24 septembre

Hier soir, il me fut impossible d’écrire une ligne, bouleversée que j’étais par ce récit incroyable. Pauvre chéri ! Que tout cela soit vrai ou seulement imaginaire, en tout cas, il a dû beaucoup souffrir ! Je me le demande : y a-t-il là-dedans une part de vérité ? A-t-il décrit toutes ces horreurs après avoir eu sa fièvre cérébrale, ou bien est-ce que celle-ci a été causée par ces horreurs mêmes ? Je crois que je ne le saurai jamais, puisque je n’oserai jamais sans doute lui en parler.
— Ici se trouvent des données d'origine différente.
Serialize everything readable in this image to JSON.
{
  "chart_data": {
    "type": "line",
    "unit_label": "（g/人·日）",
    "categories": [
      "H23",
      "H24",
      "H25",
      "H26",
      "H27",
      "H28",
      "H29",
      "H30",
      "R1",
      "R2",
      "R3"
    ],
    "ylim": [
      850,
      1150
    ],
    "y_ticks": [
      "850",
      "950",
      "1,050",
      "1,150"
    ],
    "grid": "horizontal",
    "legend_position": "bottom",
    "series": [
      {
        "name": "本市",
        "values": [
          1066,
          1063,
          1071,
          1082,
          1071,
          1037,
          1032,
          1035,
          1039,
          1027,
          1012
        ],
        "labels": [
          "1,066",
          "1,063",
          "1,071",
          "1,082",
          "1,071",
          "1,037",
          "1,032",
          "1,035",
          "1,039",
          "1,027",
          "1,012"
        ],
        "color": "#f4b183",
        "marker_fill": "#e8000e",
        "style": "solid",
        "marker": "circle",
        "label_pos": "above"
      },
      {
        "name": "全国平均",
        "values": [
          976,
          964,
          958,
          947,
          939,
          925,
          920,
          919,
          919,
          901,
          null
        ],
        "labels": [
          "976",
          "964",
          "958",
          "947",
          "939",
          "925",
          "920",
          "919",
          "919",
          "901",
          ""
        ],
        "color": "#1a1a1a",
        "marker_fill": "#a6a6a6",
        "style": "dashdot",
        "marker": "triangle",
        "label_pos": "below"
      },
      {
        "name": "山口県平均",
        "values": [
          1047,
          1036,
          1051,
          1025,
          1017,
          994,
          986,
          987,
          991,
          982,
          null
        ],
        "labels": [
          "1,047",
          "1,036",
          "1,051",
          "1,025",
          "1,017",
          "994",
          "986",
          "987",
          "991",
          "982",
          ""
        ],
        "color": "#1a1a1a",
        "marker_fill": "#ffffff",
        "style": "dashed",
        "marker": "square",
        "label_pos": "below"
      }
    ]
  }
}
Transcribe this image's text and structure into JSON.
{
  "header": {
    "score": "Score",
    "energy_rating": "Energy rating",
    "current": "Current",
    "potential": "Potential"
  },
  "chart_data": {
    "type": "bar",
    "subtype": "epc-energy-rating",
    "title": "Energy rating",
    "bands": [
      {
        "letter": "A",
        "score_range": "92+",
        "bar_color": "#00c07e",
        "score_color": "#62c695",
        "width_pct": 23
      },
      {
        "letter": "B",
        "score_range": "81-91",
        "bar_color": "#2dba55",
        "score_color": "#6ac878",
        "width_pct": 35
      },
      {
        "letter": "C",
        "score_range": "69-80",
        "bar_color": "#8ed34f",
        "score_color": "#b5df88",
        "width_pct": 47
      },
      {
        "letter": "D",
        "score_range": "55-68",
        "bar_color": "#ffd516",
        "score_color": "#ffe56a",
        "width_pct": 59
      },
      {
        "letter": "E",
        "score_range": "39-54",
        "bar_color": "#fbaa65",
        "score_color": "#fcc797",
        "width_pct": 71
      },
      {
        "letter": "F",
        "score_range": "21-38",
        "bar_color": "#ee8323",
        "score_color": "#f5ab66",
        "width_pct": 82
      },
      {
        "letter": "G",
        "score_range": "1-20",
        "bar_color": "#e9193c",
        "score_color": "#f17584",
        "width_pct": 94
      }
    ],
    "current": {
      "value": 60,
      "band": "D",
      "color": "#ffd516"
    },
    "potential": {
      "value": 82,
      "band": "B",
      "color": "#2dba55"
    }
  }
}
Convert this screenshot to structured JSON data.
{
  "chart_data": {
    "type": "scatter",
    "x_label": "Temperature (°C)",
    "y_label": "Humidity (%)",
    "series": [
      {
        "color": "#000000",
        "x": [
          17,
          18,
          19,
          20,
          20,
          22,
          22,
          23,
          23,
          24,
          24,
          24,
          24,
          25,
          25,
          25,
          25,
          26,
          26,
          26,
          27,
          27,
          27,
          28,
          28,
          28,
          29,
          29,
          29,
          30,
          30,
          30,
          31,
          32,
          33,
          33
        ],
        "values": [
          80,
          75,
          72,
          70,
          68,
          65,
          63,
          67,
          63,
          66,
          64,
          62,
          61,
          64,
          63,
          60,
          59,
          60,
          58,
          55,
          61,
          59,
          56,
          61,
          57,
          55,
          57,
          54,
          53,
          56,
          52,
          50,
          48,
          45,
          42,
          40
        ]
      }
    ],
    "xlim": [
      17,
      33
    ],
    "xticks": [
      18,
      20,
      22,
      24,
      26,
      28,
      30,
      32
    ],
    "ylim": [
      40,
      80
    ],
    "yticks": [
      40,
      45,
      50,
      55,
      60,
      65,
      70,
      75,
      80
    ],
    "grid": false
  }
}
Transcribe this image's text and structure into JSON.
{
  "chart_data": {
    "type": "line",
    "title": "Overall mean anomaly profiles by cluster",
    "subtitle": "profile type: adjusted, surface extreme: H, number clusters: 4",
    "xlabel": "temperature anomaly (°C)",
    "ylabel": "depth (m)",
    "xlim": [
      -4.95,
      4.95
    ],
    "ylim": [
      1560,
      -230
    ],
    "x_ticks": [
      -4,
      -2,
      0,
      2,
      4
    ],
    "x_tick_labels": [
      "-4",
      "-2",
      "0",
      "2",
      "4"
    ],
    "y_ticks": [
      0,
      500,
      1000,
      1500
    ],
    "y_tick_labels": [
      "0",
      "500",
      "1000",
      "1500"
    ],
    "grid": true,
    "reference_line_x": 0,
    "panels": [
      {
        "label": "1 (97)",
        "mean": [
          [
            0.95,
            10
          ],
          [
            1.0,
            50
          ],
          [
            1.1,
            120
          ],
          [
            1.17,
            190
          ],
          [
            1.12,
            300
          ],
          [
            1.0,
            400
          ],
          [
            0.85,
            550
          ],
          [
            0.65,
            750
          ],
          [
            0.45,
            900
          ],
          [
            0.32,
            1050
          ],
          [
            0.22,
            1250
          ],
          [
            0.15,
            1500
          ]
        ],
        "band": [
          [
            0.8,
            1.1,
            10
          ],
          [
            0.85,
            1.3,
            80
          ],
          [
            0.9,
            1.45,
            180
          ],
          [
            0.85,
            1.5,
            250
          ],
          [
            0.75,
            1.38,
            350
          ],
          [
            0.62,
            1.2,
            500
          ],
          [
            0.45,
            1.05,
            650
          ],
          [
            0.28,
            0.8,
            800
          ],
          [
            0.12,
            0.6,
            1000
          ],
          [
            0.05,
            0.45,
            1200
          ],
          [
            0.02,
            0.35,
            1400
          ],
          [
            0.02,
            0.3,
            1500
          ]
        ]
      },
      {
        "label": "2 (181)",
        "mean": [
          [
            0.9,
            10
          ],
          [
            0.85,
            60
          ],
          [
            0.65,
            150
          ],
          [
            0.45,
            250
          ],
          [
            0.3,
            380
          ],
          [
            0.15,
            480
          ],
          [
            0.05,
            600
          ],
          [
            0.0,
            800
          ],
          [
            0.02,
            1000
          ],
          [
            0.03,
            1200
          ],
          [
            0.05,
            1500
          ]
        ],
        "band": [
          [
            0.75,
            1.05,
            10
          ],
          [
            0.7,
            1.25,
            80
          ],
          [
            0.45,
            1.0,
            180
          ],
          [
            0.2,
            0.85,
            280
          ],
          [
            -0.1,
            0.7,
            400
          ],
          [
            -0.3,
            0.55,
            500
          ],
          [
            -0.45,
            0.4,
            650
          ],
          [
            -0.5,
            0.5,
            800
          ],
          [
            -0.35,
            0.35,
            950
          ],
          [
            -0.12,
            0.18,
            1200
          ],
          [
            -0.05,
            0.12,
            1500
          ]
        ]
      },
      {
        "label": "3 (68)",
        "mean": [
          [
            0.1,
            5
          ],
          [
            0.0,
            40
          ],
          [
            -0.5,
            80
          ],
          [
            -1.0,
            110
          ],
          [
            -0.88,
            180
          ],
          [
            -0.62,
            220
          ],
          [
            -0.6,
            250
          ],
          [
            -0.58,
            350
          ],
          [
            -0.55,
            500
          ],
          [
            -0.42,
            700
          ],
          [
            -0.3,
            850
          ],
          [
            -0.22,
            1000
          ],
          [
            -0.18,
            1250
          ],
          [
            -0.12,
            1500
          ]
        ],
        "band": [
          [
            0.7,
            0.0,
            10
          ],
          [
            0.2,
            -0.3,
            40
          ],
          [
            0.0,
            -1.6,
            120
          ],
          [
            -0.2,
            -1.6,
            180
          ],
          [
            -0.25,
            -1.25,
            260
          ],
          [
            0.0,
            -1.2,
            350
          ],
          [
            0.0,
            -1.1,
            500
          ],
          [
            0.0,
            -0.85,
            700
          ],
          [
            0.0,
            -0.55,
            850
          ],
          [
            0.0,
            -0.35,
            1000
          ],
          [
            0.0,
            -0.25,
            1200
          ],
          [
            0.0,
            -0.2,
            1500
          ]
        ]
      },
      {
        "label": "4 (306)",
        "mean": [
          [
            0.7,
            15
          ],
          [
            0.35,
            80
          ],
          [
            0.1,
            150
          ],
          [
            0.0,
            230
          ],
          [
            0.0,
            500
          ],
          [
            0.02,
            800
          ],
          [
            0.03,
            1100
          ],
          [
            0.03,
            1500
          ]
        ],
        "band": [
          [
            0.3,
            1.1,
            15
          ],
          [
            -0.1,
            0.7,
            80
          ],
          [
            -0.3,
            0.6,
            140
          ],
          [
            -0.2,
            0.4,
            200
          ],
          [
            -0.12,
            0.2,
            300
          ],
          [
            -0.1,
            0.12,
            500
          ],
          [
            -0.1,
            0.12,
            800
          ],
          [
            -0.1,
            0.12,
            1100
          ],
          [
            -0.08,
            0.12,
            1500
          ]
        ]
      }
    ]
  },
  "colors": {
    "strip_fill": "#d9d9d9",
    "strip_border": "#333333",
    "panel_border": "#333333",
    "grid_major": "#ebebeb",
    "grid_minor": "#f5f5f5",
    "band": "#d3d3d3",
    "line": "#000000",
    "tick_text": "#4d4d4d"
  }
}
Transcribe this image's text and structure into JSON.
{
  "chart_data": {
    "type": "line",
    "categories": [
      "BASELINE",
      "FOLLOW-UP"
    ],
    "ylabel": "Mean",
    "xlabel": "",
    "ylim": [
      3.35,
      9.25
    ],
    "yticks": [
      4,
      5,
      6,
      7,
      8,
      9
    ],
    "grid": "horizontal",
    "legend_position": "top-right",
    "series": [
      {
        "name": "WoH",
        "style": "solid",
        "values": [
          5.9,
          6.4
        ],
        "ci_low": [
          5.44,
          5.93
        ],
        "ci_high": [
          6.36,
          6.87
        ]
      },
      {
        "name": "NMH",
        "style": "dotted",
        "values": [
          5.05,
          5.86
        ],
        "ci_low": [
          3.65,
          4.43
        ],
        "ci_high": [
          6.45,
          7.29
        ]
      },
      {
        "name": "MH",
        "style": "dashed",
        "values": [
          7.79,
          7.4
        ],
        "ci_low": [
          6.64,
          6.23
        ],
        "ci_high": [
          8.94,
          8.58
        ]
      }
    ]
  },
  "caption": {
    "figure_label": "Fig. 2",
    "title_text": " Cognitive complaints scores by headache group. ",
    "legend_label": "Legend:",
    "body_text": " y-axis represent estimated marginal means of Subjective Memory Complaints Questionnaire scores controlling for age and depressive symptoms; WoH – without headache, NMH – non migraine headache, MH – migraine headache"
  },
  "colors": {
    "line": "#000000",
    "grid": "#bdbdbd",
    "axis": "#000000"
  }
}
Et pourtant, cet homme que nous avons vu hier… Jonathan semblait être certain de le reconnaître… Le pauvre garçon ! Sans doute était-ce l’enterrement de notre grand ami qui l’avait ému et troublé au point de lui remettre à l’esprit ces pensées aussi bizarres que lugubres… Lui-même y croit réellement. Je me souviens de ce qu’il m’a dit le jour de notre mariage : »… à moins que quelque grave devoir ne m’oblige à y revenir, endormi ou éveillé, fou ou sain d’esprit. » Ce comte redoutable formait donc le projet de venir à Londres… S’il est, en effet, venu à Londres avec ses nombreux millions, eh bien ! oui, un très grave devoir va nous incomber et, pour rien au monde, nous ne devrons reculer devant cette tâche à accomplir. Je vais dès maintenant m’y préparer ; je vais transcrire ce journal de mon mari à la machine à écrire, de sorte que, s’il le faut, nous le ferons lire à d’autres personnes – s’il le faut absolument. Mais, dans ce cas, de nouvelles souffrances seront épargnées à Jonathan, car c’est moi qui expliquerai toute l’affaire afin qu’il n’ait pas, lui, à s’en préoccuper. D’ailleurs, s’il se remet complètement, peut-être désirera-t-il lui-même m’en parler ; je pourrais alors lui poser de nombreuses questions, découvrir tout ce qui s’est passé et, une fois au courant de la vérité, le réconforter de mon mieux.